Without fail, these press conferences will feature provocative observations from the panelists about their respective Bonnaroo experiences. But more often than not they will degrade into an impromptu exchange of silly quips, wacky tales from the road, and dirty jokes. Friday was no exception.
After setting the bar obscenely low for the 1pm press conference with multiple references to sex acts taking place on and off stage, it was the affable Matt + Kim who stuck around for nearly 45 minutes afterwards, smiling broadly, Happily answering more questions and posing for photographs.
The press conference itself was a chaotic and ramshackle riot that teetered on the brink of peep-show perversion for the duration. Perhaps this was no surprise as its schizophrenic panel included TV star Ed Helms and classic rocker John Oates alongside the eager upstarts Matt + Kim, Nicki Bluhm and Michael Angelakos from Passion Pit.
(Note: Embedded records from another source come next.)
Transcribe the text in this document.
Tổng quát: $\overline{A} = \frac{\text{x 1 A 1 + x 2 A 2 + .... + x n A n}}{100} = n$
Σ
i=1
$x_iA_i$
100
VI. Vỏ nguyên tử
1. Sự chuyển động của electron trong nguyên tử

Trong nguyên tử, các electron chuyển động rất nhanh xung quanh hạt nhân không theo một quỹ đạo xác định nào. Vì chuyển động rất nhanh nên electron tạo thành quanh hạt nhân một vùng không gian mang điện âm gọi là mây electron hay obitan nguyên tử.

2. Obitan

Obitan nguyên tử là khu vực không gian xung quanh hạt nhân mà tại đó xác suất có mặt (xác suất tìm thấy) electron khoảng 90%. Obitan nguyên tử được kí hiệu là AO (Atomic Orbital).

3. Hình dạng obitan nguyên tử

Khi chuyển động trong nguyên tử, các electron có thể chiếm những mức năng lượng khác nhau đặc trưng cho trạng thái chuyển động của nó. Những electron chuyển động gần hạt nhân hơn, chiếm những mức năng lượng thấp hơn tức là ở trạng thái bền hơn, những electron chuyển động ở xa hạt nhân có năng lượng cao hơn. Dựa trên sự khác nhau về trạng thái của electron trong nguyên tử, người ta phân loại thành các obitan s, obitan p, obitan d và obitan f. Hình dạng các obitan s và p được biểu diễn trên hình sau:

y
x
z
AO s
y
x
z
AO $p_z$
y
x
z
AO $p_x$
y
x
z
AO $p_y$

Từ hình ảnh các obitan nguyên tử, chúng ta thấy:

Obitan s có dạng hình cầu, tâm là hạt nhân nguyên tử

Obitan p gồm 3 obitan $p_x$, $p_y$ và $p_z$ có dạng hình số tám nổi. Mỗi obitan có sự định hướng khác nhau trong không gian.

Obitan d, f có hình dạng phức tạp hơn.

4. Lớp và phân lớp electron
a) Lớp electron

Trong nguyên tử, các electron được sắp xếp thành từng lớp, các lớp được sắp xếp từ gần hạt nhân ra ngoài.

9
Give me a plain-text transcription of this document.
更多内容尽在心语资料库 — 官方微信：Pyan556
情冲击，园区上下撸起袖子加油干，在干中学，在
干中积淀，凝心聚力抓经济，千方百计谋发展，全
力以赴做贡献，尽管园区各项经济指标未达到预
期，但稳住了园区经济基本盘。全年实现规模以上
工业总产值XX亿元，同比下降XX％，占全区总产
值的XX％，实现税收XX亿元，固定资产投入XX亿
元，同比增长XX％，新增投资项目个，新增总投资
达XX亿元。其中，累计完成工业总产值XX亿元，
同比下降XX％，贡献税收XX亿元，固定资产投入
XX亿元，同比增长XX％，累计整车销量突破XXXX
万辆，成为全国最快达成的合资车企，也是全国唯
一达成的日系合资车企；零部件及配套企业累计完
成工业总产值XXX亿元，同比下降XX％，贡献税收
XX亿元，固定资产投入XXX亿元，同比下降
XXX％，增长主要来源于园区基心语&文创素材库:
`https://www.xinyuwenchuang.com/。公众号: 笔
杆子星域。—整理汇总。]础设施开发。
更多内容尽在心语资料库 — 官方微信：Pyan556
Aside from a brief description of Oates' charity work, the discussion was a lighthearted group improvisation on the pros and cons of playing big festivals.
Helms is doing double duty at this year's Bonnaroo, presenting a comedy revue in the festival's comedy tent and hosting a Bluegrass jam on one of its main stages. Asked why he loves the banjo, Helms sighed, "I believe that banjos are very irritating and that's why banjos and comedians get along."
"Hey Ed," a smirking Oates chimed in, "Do you know why there's no banjos on Star Trek?"
"No John. Why is that?"
"Because it's the future."
Later in the day there was a 4 p.m. press conference that featured some very insightful exchanges between country rocker Jason Isbell and Jazz Fusion guitar legend John McLaughlin (pictured). The Bonnaroo crowd warmly embraced McLaughlin's evening performance in That Tent, causing the master musician to grin from ear to ear from the first notes of his set to the very last.
Though they started 30 minutes late, Rock icons ZZ Top performed a smoking midnight set in This Tent to a capacity crowd who sang along to nearly every song in the bands hit-laden set.